Securing insurance is a challenge
In some cases, organizations are buying damaged buildings with plans to redevelop them, a point of encouragement for Sharkey. Such is the case for the Colosseum building on Lake Street, which Seward Redesign and a group of investors bought last year for $2 million and are in the early stages of rebuilding and opening. The goal is to make the 85,000 square foot building a showcase for local businesses owned by people of color, just as it was before the civil unrest.
But even in these scenarios, new entrepreneurs are running into similar problems to those that existing business owners are experiencing.
One case in point is finding insurance. In purchasing both Coliseum and a nearby building, Redesign went through rejections from 23 insurance carriers before finding one willing to take them on.
Redesign Project Manager Taylor Smrikárova said the most common reason for rejections from insurance companies revolved around the damage to Colosseum and its surrounding buildings.

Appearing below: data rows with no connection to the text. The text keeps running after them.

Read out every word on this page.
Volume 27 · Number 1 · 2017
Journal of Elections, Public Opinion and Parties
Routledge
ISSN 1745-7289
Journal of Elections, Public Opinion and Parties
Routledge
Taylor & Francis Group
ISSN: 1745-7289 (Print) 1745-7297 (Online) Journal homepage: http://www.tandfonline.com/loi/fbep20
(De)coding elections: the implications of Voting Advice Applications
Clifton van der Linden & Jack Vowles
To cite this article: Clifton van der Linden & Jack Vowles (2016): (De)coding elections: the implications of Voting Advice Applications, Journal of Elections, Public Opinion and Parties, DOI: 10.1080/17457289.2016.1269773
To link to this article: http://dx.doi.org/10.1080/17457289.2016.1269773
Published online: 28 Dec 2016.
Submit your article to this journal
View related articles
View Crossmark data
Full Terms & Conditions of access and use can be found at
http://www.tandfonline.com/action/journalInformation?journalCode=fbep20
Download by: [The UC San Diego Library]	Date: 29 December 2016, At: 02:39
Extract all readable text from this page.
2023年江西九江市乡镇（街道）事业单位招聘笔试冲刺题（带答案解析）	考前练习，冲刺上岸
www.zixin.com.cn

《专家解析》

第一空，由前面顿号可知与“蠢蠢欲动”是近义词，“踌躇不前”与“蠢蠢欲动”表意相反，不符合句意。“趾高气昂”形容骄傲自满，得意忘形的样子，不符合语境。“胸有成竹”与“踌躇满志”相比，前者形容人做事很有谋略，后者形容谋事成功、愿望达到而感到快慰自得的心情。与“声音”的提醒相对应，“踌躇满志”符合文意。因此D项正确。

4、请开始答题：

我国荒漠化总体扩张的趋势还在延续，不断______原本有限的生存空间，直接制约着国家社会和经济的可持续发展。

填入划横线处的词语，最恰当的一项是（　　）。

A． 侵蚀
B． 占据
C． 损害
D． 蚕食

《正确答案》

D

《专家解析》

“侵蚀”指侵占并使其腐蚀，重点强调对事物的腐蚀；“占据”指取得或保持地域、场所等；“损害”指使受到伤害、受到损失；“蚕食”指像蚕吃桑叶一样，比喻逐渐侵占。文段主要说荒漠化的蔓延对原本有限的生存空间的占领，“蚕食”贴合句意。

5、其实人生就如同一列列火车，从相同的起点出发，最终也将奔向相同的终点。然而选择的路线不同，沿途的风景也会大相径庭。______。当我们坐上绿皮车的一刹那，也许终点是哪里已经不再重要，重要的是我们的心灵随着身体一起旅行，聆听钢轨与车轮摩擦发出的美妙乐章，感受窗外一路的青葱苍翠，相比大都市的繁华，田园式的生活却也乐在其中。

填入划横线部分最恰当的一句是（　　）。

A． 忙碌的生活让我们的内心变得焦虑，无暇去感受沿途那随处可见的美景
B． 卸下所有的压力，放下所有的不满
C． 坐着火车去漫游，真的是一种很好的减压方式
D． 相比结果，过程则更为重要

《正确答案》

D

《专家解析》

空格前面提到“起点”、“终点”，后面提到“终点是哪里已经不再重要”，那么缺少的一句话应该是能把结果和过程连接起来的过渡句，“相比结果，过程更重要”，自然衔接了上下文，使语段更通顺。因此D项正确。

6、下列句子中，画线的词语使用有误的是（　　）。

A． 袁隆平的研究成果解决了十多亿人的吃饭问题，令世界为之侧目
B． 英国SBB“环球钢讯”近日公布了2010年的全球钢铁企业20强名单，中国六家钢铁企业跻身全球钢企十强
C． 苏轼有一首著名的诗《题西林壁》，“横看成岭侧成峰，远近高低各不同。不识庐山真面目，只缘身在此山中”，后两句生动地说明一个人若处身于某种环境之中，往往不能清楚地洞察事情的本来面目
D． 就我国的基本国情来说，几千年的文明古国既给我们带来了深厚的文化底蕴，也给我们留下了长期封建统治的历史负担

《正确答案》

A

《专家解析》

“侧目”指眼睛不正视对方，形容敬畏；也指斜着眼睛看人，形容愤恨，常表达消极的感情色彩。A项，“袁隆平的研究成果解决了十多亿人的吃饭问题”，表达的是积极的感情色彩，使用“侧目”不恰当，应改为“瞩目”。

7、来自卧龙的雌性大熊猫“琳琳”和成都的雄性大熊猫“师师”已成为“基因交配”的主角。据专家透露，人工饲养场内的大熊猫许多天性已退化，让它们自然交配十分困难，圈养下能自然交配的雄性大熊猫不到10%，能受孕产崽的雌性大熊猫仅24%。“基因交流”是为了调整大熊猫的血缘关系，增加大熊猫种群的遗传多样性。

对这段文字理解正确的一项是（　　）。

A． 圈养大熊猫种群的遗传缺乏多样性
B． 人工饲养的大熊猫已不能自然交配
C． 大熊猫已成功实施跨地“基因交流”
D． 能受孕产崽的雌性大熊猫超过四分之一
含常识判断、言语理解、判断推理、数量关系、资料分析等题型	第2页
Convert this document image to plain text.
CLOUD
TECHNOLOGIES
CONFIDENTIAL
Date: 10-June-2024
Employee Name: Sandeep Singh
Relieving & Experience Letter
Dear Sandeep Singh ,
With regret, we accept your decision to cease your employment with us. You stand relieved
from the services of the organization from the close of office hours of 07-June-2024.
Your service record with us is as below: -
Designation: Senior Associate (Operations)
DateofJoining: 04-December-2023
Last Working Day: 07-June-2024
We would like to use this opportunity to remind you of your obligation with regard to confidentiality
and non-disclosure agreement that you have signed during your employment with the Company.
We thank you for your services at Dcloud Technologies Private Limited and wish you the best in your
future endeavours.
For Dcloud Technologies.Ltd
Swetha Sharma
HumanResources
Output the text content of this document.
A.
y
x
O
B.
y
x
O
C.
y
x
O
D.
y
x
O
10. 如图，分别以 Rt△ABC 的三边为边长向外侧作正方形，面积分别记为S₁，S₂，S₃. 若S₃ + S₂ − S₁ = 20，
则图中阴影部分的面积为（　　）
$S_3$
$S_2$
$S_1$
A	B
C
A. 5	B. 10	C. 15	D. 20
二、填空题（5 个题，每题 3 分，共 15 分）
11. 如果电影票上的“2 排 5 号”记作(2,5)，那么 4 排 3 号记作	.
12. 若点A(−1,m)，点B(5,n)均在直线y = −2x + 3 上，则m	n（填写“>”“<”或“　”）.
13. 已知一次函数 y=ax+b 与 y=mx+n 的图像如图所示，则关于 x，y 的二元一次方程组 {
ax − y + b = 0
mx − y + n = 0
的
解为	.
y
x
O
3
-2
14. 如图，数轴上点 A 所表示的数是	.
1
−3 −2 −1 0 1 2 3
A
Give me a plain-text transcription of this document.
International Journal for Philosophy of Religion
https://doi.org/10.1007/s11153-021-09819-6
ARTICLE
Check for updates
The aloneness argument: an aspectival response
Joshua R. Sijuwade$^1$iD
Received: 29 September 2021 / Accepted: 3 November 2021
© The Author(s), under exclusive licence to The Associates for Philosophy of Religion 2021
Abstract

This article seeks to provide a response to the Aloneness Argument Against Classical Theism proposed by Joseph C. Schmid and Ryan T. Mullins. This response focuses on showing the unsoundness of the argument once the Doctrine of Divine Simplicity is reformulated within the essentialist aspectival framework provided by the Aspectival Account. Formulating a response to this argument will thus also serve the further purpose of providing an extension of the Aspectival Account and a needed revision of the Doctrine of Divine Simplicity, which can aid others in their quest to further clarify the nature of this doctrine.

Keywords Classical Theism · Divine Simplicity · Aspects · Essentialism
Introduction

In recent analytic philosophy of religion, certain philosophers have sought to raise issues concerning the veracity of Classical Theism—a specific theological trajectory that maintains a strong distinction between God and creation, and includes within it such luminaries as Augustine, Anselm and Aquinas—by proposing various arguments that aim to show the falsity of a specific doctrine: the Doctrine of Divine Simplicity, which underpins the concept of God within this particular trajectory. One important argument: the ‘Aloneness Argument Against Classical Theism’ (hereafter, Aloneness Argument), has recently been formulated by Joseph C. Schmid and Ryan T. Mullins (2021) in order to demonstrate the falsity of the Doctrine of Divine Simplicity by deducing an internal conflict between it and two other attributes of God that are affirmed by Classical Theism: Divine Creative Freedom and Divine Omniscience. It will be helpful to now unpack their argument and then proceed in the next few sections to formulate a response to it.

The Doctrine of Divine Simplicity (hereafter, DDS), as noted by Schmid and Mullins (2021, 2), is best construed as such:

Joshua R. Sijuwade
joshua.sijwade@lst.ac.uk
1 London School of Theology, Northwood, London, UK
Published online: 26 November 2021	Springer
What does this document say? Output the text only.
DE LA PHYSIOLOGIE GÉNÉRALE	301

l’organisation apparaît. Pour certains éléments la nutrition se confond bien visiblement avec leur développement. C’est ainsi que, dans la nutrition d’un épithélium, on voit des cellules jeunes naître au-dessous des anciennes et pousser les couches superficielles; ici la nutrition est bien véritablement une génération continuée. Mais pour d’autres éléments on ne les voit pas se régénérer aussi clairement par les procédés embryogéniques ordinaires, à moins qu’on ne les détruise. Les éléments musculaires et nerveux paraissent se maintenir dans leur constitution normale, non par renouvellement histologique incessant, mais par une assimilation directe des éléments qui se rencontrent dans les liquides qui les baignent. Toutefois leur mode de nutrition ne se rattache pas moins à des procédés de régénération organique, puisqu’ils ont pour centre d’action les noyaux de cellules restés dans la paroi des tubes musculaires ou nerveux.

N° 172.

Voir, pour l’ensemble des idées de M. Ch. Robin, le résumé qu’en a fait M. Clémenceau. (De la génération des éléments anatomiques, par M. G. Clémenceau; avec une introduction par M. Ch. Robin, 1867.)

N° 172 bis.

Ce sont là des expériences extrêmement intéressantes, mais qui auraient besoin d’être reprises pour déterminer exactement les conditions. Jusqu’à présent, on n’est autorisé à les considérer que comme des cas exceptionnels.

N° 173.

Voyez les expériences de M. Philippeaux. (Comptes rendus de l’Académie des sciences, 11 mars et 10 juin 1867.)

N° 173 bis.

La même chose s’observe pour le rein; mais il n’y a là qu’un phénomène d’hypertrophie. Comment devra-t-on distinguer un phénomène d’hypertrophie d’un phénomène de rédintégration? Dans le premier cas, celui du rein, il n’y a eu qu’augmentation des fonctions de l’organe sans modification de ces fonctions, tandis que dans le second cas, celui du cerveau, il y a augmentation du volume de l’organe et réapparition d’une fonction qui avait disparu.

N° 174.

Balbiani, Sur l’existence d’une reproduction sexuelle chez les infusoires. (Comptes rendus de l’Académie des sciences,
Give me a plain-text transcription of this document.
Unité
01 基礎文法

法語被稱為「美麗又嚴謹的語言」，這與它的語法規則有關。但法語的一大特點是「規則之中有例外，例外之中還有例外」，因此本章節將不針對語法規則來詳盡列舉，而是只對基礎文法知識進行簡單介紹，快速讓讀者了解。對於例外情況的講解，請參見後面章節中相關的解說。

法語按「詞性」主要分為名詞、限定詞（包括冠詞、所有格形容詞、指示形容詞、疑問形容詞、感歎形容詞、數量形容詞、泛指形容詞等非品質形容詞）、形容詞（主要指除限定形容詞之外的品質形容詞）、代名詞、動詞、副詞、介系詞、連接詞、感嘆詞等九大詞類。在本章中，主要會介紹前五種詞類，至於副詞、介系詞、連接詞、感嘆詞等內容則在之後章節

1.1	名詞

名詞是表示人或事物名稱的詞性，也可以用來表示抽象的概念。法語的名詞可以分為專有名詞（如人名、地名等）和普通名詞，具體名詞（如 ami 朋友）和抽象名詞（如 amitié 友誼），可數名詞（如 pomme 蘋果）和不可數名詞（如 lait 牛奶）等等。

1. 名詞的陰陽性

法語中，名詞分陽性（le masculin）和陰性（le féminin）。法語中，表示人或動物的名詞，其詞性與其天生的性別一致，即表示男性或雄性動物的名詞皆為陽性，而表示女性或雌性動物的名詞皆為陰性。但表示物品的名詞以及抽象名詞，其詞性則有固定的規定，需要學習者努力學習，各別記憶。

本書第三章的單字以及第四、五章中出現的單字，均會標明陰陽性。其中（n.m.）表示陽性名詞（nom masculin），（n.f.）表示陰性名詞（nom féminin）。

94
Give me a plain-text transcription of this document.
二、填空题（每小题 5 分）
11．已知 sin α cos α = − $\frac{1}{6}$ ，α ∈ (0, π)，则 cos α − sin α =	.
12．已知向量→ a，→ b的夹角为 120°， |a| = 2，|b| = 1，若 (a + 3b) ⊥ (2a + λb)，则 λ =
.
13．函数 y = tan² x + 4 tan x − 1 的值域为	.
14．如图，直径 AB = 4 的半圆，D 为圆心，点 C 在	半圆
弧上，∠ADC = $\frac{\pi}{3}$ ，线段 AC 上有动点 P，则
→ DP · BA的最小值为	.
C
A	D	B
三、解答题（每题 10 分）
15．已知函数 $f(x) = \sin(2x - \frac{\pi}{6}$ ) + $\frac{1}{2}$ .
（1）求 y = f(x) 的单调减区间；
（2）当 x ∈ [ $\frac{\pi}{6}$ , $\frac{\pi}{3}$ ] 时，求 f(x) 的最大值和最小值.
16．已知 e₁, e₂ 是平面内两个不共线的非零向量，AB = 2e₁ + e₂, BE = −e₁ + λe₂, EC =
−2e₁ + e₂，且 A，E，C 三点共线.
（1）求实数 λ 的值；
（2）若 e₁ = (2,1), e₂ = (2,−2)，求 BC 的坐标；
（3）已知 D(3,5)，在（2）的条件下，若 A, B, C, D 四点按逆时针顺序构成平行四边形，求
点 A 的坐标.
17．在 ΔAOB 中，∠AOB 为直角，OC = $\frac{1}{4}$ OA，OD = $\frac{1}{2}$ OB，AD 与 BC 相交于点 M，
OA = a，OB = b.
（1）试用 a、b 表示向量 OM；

The building experienced multiple fires on both floors during the summer of 2020, but didn’t completely burn down. Redesign sent a group of people to clean up the building and show that it is still structurally intact.
“It’s messy and it’s a damaged building, so we are still cleaning up the inside,” Smrikárova said.
In the end, Redesign could only secure liability insurance, which covers the owners if something happens to people inside the building rather than damage to the building itself. Now, Redesign is working to raise money for reconstruction with the goal of starting late next spring and a target reopening date the following spring, in 2023.
Clarification and correction: This story has been updated with more complete numbers on Lake Street Council’s financial support for local businesses. Also, the council’s executive director provided revised numbers on financial support for Twin Cities businesses from the state Legislature.